I wrote [about relez][blog]

This is a description of the different versioning and release management workflows I’m thinking about.

relez-flows focuses on adding minimal manual work to the push-PR-test-review-merge flow that many people are already using, while adding maximum control. There are three versioning schemes I’m interested in: semver and other semantic versioning schemes, numeric (v1, v2) and date based (v2023-02-07-002) incremental versioning, and code-addressed versioning (usually Git commit SHA).

For my most complex workflow, I’m developing and deploying a React Native/Expo app. Here, I want to maintain two parallel version numbers for my releases. We’ve got our internal semantic versioning that’s sort of derived from semver. Here, major versions indicate native code changes, minor versions indicate changes requiring app store review, and patch versions can be pushed straight to the user. Next to that, we maintain a user-facing version which we increment however we want to.

In my least complex workflow, I deploy a backend service to a Docker repository, tagged (or versioned) with the Github commit SHA.

For both of these, I’d like to maintain a changelog/release history somewhere. This will make it easier for me to see what changes are deployed to a certain environment, and I can use it to automatically communicate updates internally, and maybe even externally through the app stores.

I’d like to be able to do all this without leaving Github. Ideally even without using bots.

Global truths

All changes are merged into main. Publishing releases happens from main.

Changelog information should be maintained in JSON files in a simple format. Ideally, I’d find some open source initiative for a standardized format. A Github Action should automatically create a changelog JSON file for each PR.

From these JSON files, a CHANGELOG.md should be created as well as Github Releases. The structure should look something like this:

.changelog
├── draft
│   ├── pr13.json
│   └── pr14.json
├── v0.0.1.json
└── v0.0.2.json
…

One or more release branches and PR should be maintained automatically through a separate branch where all JSON files in the .changelog/draft/ directory are merged into the appropriate vA.B.C.json file, and the CHANGELOG.md is updated.

The PR’s merge commit should be useful, including the new version and a summary of the changes. When merging this PR, a Github Release should be published and the commit should be tagged.

Per type…

Library

Versioning

Libraries should be versioned with semantic versioning, conforming to standard major/minor/patch rules.

PRs should be labeled (preferably automatically) with the appropriate type of version increase (e.g., version: major). This information is also stored in the PR’s changelog file.

Release

There is a simple release branch in which all changes are collected like described above.

As necessary, this “spec” can be extended with a definition of how fixes on older versions can be maintained. Hypothetically, a branch could be created from the desired latest release tag and the system could automatically detect that this change should go into a separate release PR.

Application

Versioning

Applications have at least(!) one version. This may have some type of semantic meaning, but it should probably be a simple date-based vYYYYMMDD-NNN version for most applications.

In React-Native apps, or other apps where the frontend can be deployed either through a reviewed process or directly to the user, the versioning should reflect the type of change.
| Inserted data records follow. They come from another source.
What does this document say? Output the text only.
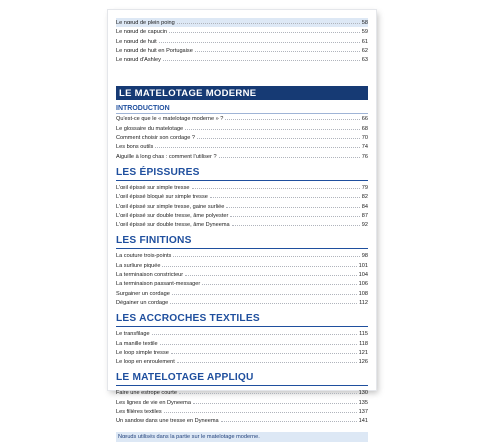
Le nœud de plein poing	58
Le nœud de capucin	59
Le nœud de huit	61
Le nœud de huit en Portugaise	62
Le nœud d'Ashley	63
LE MATELOTAGE MODERNE
INTRODUCTION
Qu'est-ce que le « matelotage moderne » ?	66
Le glossaire du matelotage	68
Comment choisir son cordage ?	70
Les bons outils	74
Aiguille à long chas : comment l'utiliser ?	76
LES ÉPISSURES
L'œil épissé sur simple tresse	79
L'œil épissé bloqué sur simple tresse	82
L'œil épissé sur simple tresse, gaine surliée	84
L'œil épissé sur double tresse, âme polyester	87
L'œil épissé sur double tresse, âme Dyneema	92
LES FINITIONS
La couture trois-points	98
La surliure piquée	101
La terminaison constricteur	104
La terminaison passant-messager	106
Surgainer un cordage	108
Dégainer un cordage	112
LES ACCROCHES TEXTILES
Le transfilage	115
La manille textile	118
Le loop simple tresse	121
Le loop en enroulement	126
LE MATELOTAGE APPLIQU
Faire une estrope courte	130
Les lignes de vie en Dyneema	135
Les filières textiles	137
Un sandow dans une tresse en Dyneema	141
Nœuds utilisés dans la partie sur le matelotage moderne.
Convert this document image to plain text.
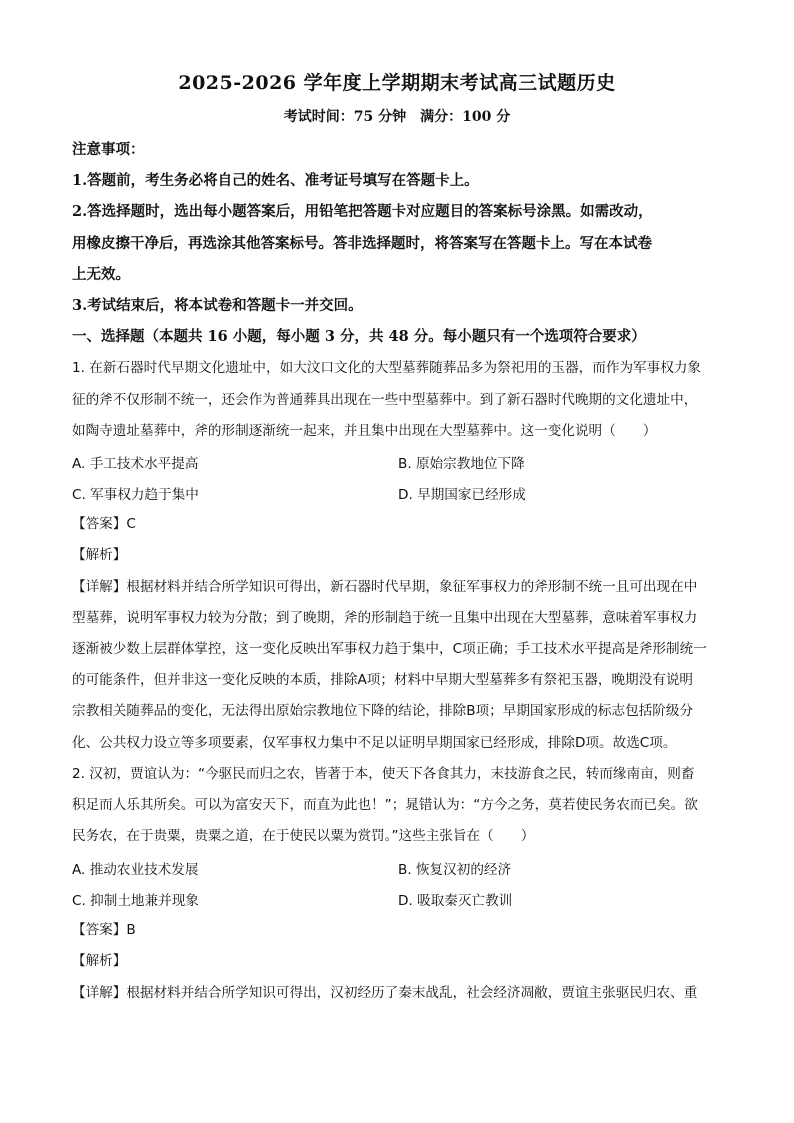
2025-2026 学年度上学期期末考试高三试题历史
考试时间：75 分钟　满分：100 分
注意事项：
1.答题前，考生务必将自己的姓名、准考证号填写在答题卡上。
2.答选择题时，选出每小题答案后，用铅笔把答题卡对应题目的答案标号涂黑。如需改动，
用橡皮擦干净后，再选涂其他答案标号。答非选择题时，将答案写在答题卡上。写在本试卷
上无效。
3.考试结束后，将本试卷和答题卡一并交回。
一、选择题（本题共 16 小题，每小题 3 分，共 48 分。每小题只有一个选项符合要求）
1. 在新石器时代早期文化遗址中，如大汶口文化的大型墓葬随葬品多为祭祀用的玉器，而作为军事权力象
征的斧不仅形制不统一，还会作为普通葬具出现在一些中型墓葬中。到了新石器时代晚期的文化遗址中，
如陶寺遗址墓葬中，斧的形制逐渐统一起来，并且集中出现在大型墓葬中。这一变化说明（　　）
A. 手工技术水平提高	B. 原始宗教地位下降
C. 军事权力趋于集中	D. 早期国家已经形成
【答案】C
【解析】
【详解】根据材料并结合所学知识可得出，新石器时代早期，象征军事权力的斧形制不统一且可出现在中
型墓葬，说明军事权力较为分散；到了晚期，斧的形制趋于统一且集中出现在大型墓葬，意味着军事权力
逐渐被少数上层群体掌控，这一变化反映出军事权力趋于集中，C项正确；手工技术水平提高是斧形制统一
的可能条件，但并非这一变化反映的本质，排除A项；材料中早期大型墓葬多有祭祀玉器，晚期没有说明
宗教相关随葬品的变化，无法得出原始宗教地位下降的结论，排除B项；早期国家形成的标志包括阶级分
化、公共权力设立等多项要素，仅军事权力集中不足以证明早期国家已经形成，排除D项。故选C项。
2. 汉初，贾谊认为：“今驱民而归之农，皆著于本，使天下各食其力，末技游食之民，转而缘南亩，则畜
积足而人乐其所矣。可以为富安天下，而直为此也！”；晁错认为：“方今之务，莫若使民务农而已矣。欲
民务农，在于贵粟，贵粟之道，在于使民以粟为赏罚。”这些主张旨在（　　）
A. 推动农业技术发展	B. 恢复汉初的经济
C. 抑制土地兼并现象	D. 吸取秦灭亡教训
【答案】B
【解析】
【详解】根据材料并结合所学知识可得出，汉初经历了秦末战乱，社会经济凋敝，贾谊主张驱民归农、重
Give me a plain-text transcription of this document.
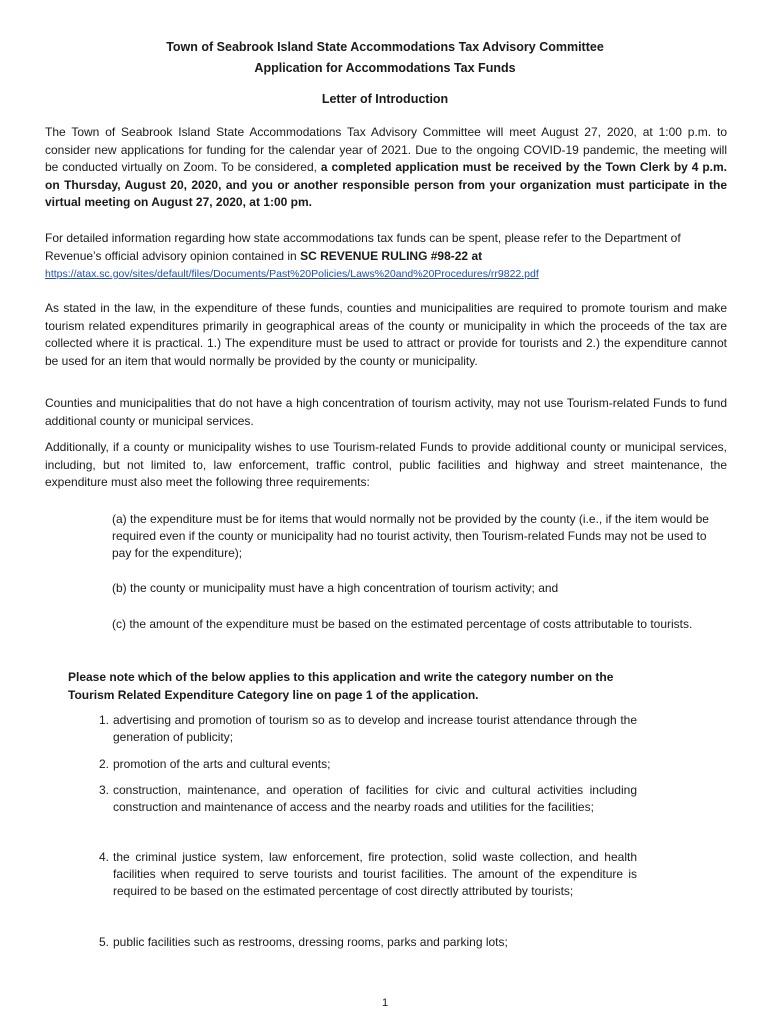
Town of Seabrook Island State Accommodations Tax Advisory Committee
Application for Accommodations Tax Funds
Letter of Introduction
The Town of Seabrook Island State Accommodations Tax Advisory Committee will meet August 27, 2020, at 1:00 p.m. to consider new applications for funding for the calendar year of 2021. Due to the ongoing COVID-19 pandemic, the meeting will be conducted virtually on Zoom. To be considered, a completed application must be received by the Town Clerk by 4 p.m. on Thursday, August 20, 2020, and you or another responsible person from your organization must participate in the virtual meeting on August 27, 2020, at 1:00 pm.
For detailed information regarding how state accommodations tax funds can be spent, please refer to the Department of Revenue’s official advisory opinion contained in SC REVENUE RULING #98-22 at
https://atax.sc.gov/sites/default/files/Documents/Past%20Policies/Laws%20and%20Procedures/rr9822.pdf
As stated in the law, in the expenditure of these funds, counties and municipalities are required to promote tourism and make tourism related expenditures primarily in geographical areas of the county or municipality in which the proceeds of the tax are collected where it is practical. 1.) The expenditure must be used to attract or provide for tourists and 2.) the expenditure cannot be used for an item that would normally be provided by the county or municipality.
Counties and municipalities that do not have a high concentration of tourism activity, may not use Tourism-related Funds to fund additional county or municipal services.
Additionally, if a county or municipality wishes to use Tourism-related Funds to provide additional county or municipal services, including, but not limited to, law enforcement, traffic control, public facilities and highway and street maintenance, the expenditure must also meet the following three requirements:
(a) the expenditure must be for items that would normally not be provided by the county (i.e., if the item would be required even if the county or municipality had no tourist activity, then Tourism-related Funds may not be used to pay for the expenditure);
(b) the county or municipality must have a high concentration of tourism activity; and
(c) the amount of the expenditure must be based on the estimated percentage of costs attributable to tourists.
Please note which of the below applies to this application and write the category number on the Tourism Related Expenditure Category line on page 1 of the application.
1. advertising and promotion of tourism so as to develop and increase tourist attendance through the generation of publicity;
2. promotion of the arts and cultural events;
3. construction, maintenance, and operation of facilities for civic and cultural activities including construction and maintenance of access and the nearby roads and utilities for the facilities;
4. the criminal justice system, law enforcement, fire protection, solid waste collection, and health facilities when required to serve tourists and tourist facilities. The amount of the expenditure is required to be based on the estimated percentage of cost directly attributed by tourists;
5. public facilities such as restrooms, dressing rooms, parks and parking lots;
1
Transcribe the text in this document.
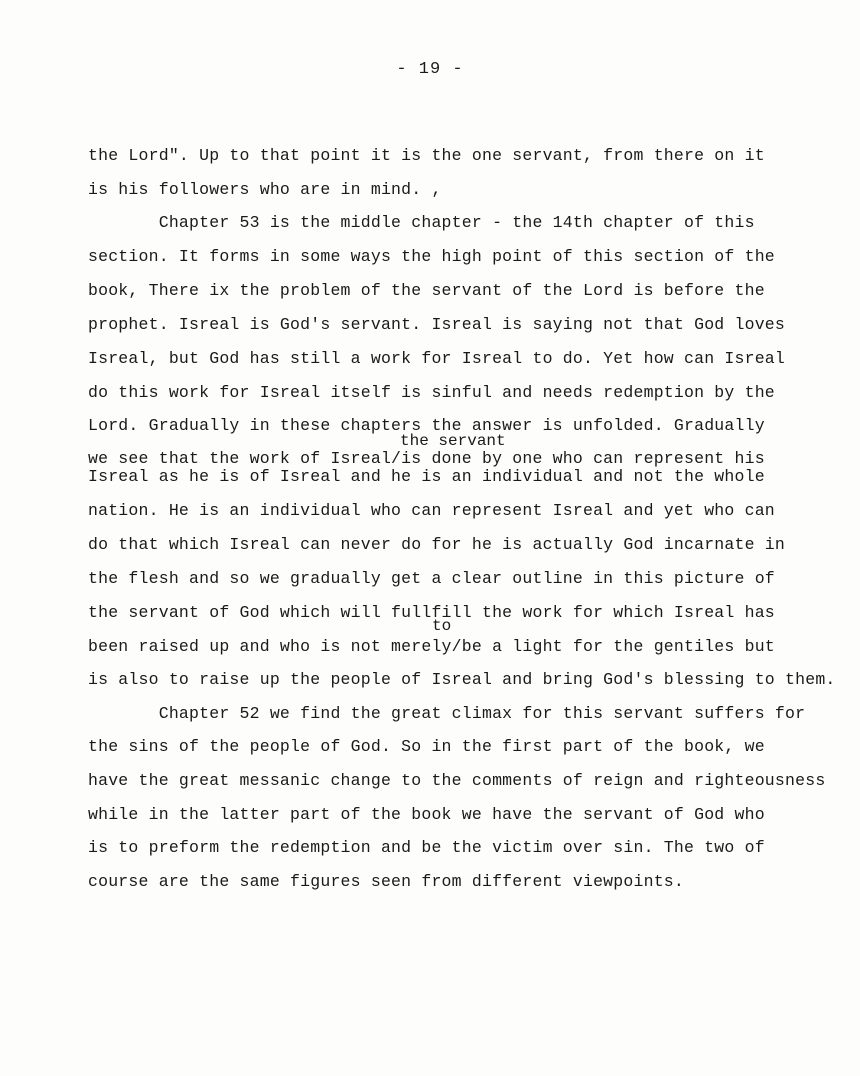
- 19 -
the Lord". Up to that point it is the one servant, from there on it
is his followers who are in mind. ,
Chapter 53 is the middle chapter - the 14th chapter of this
section. It forms in some ways the high point of this section of the
book, There ix the problem of the servant of the Lord is before the
prophet. Isreal is God's servant. Isreal is saying not that God loves
Isreal, but God has still a work for Isreal to do. Yet how can Isreal
do this work for Isreal itself is sinful and needs redemption by the
Lord. Gradually in these chapters the answer is unfolded. Gradually
the servant
we see that the work of Isreal/is done by one who can represent his
Isreal as he is of Isreal and he is an individual and not the whole
nation. He is an individual who can represent Isreal and yet who can
do that which Isreal can never do for he is actually God incarnate in
the flesh and so we gradually get a clear outline in this picture of
the servant of God which will fullfill the work for which Isreal has
to
been raised up and who is not merely/be a light for the gentiles but
is also to raise up the people of Isreal and bring God's blessing to them.
Chapter 52 we find the great climax for this servant suffers for
the sins of the people of God. So in the first part of the book, we
have the great messanic change to the comments of reign and righteousness
while in the latter part of the book we have the servant of God who
is to preform the redemption and be the victim over sin. The two of
course are the same figures seen from different viewpoints.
In RN, I use the versioning format vR.M.P, where:

  • R is runtime, requiring a full rebuild of the app when there are changes to native dependencies. This also requires rebuilding the Expo dev app.
  • M is “major” changes, defined as changes that require an App Store/Play Store review.
  • P is “patch” changes, for changes that can bypass the review.

This way it’s easily discernible what type of release is being made.

Additionally, applications can have a user-facing version. This is basically decided entirely by developer or PM/PO preferences.

PRs should be labeled (preferably automatically) with the appropriate type of version increase (e.g., version: major and user-facing-version: patch). This information is also stored in the PR’s changelog file.

Release

There is a simple release branch in which all changes are collected like described above.

Different release workflows could happen based on the different types of releases. For example, a major version increase in a React Native app could trigger an Expo build of the normal app. Merging a PR with a major version increase (without releasing) could trigger a development app build.

Server

Versioning

Servers should be versioned exclusively by Git commit SHA. If a server requires more versioning for some reason it should be treated as an application.